Yitzhak Asefa, a soccer player for the Israel Premier League’s F.C. Ashdod team, was also ordered to pay NIS 20,000 ($5,796) to the family of Ari Nesher, 17, who died following the accident, and another NIS 5,000 ($1,449) to the family of the other teenager who was riding the bike.
Asefa’s defense team had asked for community service.
Nesher, the son of acclaimed Israeli film director Avi Nesher, was seriously injured in the September 2018 accident and succumbed to his wounds four days later. His friend, whose name has not been released, was also injured.
Asefa drove into the pair of teenagers and left them lying in the road before trying to cover up his involvement in the collision by repairing the damage to the car and lying to police.
He was convicted in September of abandoning Nesher and obstructing justice, but was acquitted by the judge on the additional charges of drunk driving and speeding on the grounds of reasonable doubt because evidence was collected two hours after the accident.
“This is a very difficult day for us,” Avi Nesher told media after the sentencing. “Nothing will bring Ari back to us. Nothing will change the terrible loss.”
“Abandonment is an act of murder,” he said. “He could have got out [of the car] and called for help, called an ambulance. He knew that if he ran away he is condemning him to death, and that’s what he did. Just like that.”
Noting that the maximum sentence could have been 14 years behind bars, Avi Nesher said that Asefa, who “dragged us through a year and a half of unbelievable and delusional lies by slick lawyers,” had “got off lightly.”
A stiffer sentence, he said, would contribute to “save the life of the next youth who lies bleeding on the asphalt.”
Prosecutor Rotem Neumann Wasserman said the sentence “expressed the seriousness of abandoning [a road accident] and sent a resonant message to the driving public.”
Asefa’s lawyer Lior Shtelzer said: “We respect the decision, but it is a punishment inconsistent with the punishment for incidents like this. The penalty is appropriate for cases where there is responsibility for the accident itself – and that is not the case.”

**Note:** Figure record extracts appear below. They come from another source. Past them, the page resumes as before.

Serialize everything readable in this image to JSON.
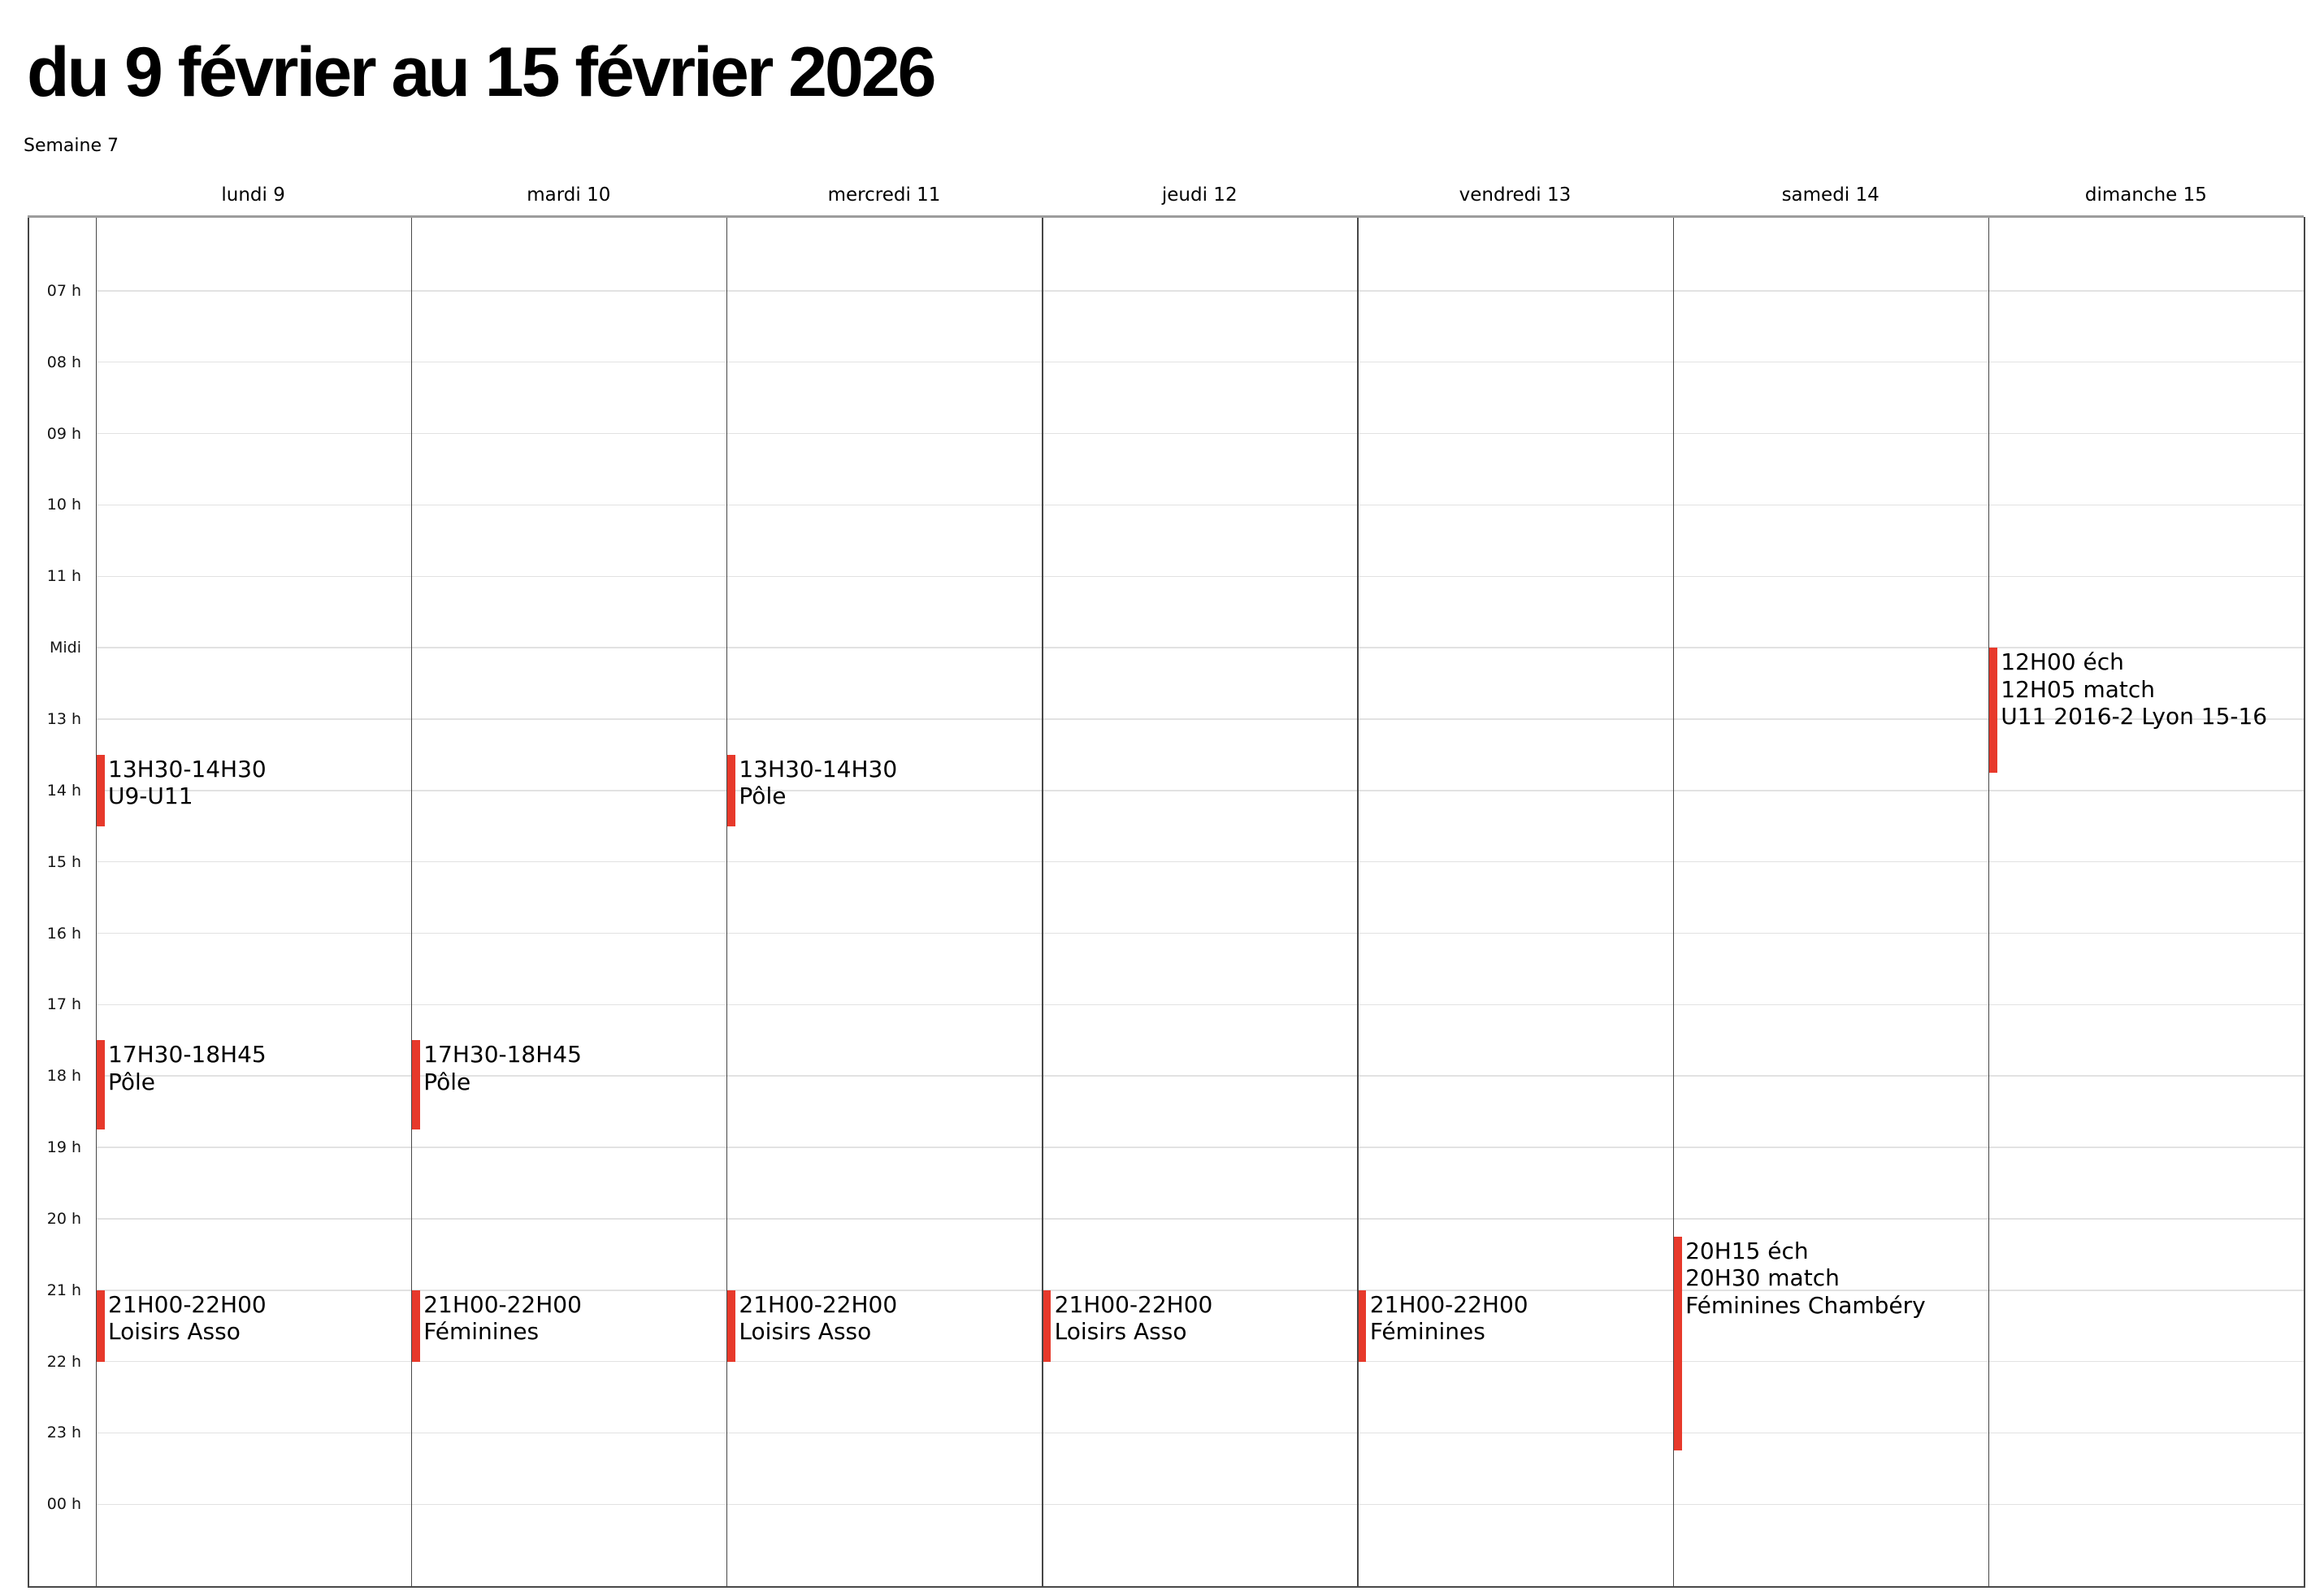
{
  "header": {
    "title": "du 9 février au 15 février 2026",
    "week_label": "Semaine 7"
  },
  "calendar": {
    "day_headers": [
      "lundi 9",
      "mardi 10",
      "mercredi 11",
      "jeudi 12",
      "vendredi 13",
      "samedi 14",
      "dimanche 15"
    ],
    "hour_labels": [
      "07 h",
      "08 h",
      "09 h",
      "10 h",
      "11 h",
      "Midi",
      "13 h",
      "14 h",
      "15 h",
      "16 h",
      "17 h",
      "18 h",
      "19 h",
      "20 h",
      "21 h",
      "22 h",
      "23 h",
      "00 h"
    ],
    "first_hour": 7,
    "events": [
      {
        "day": 0,
        "start": "13:30",
        "end": "14:30",
        "lines": [
          "13H30-14H30",
          "U9-U11"
        ]
      },
      {
        "day": 0,
        "start": "17:30",
        "end": "18:45",
        "lines": [
          "17H30-18H45",
          "Pôle"
        ]
      },
      {
        "day": 0,
        "start": "21:00",
        "end": "22:00",
        "lines": [
          "21H00-22H00",
          "Loisirs Asso"
        ]
      },
      {
        "day": 1,
        "start": "17:30",
        "end": "18:45",
        "lines": [
          "17H30-18H45",
          "Pôle"
        ]
      },
      {
        "day": 1,
        "start": "21:00",
        "end": "22:00",
        "lines": [
          "21H00-22H00",
          "Féminines"
        ]
      },
      {
        "day": 2,
        "start": "13:30",
        "end": "14:30",
        "lines": [
          "13H30-14H30",
          "Pôle"
        ]
      },
      {
        "day": 2,
        "start": "21:00",
        "end": "22:00",
        "lines": [
          "21H00-22H00",
          "Loisirs Asso"
        ]
      },
      {
        "day": 3,
        "start": "21:00",
        "end": "22:00",
        "lines": [
          "21H00-22H00",
          "Loisirs Asso"
        ]
      },
      {
        "day": 4,
        "start": "21:00",
        "end": "22:00",
        "lines": [
          "21H00-22H00",
          "Féminines"
        ]
      },
      {
        "day": 5,
        "start": "20:15",
        "end": "23:15",
        "lines": [
          "20H15 éch",
          "20H30 match",
          "Féminines Chambéry"
        ]
      },
      {
        "day": 6,
        "start": "12:00",
        "end": "13:45",
        "lines": [
          "12H00 éch",
          "12H05 match",
          "U11 2016-2 Lyon 15-16"
        ]
      }
    ],
    "colors": {
      "event_bar": "#e7392b",
      "hour_line": "#e2e2e2",
      "divider": "#474747",
      "top_border": "#9c9c9c",
      "bottom_border": "#484848",
      "text": "#000000"
    }
  }
}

Shtelzer said he would study the sentence and then consider what further steps to take, including appealing the sentence.
Asefa did not face charges accusing him of responsibility for Nesher’s death because police blamed the teenager’s friend for the accident.
In January, the Tel Aviv District Attorney’s office said it intended to press manslaughter charges, pending a hearing, against the teenage boy who was driving the electric bicycle at the time of the accident. Police accused the teen of carrying Nesher as a second passenger on the bike, swerving into the car’s path, and riding without a helmet. The manslaughter case was eventually closed in September.
That Ashdod soccer club Asefa plays for responded to the sentence in a statement saying it “grieves the pain of the Nesher family and express deep sorrow for its loss.”
The club said it will continue to stand alongside the player and noted that since the accident it has been working with teenagers on “a variety of educational and social activities…on road safety” to “prevent further incidents that we hope will never occur.”
According to the original indictment, Asefa, 20, began the evening celebrating a friend’s birthday at club where, together with three others, he consumed three bottles of vodka before the group left to go to another party.
At around 3:35 a.m., Asefa, who was alone in the car, was driving along Rokach Boulevard when the electric bike swerved into his path and he hit the two boys. The force of the collision threw Nesher 23 meters (75 feet) down the road, prosecutors said.
Asefa waited there a short while, then continued moving slowly forward, stopped again and then drove away.
Later that evening, Asefa asked a friend to call the Eldan rental car company and tell them the car had been in an accident and asked for a tow truck to take it to a garage to be repaired, “with the intention of preventing or obstructing a judicial proceeding,” prosecutors wrote.
At some point during the night, he returned to the scene of the accident with his friend and found the police there with bits of the car scattered in the road, but did not present himself to officers, instead returning to his home.
At 5:20 a.m., police arrived looking for the car, which had been spotted leaving the scene of the accident. When they saw the damage to Asefa’s car, they asked him to explain it and he lied, telling them the car was damaged while it was parked on Ibn Gabirol and he was at the club. He claimed that a friend of his had been driving it, the indictment said.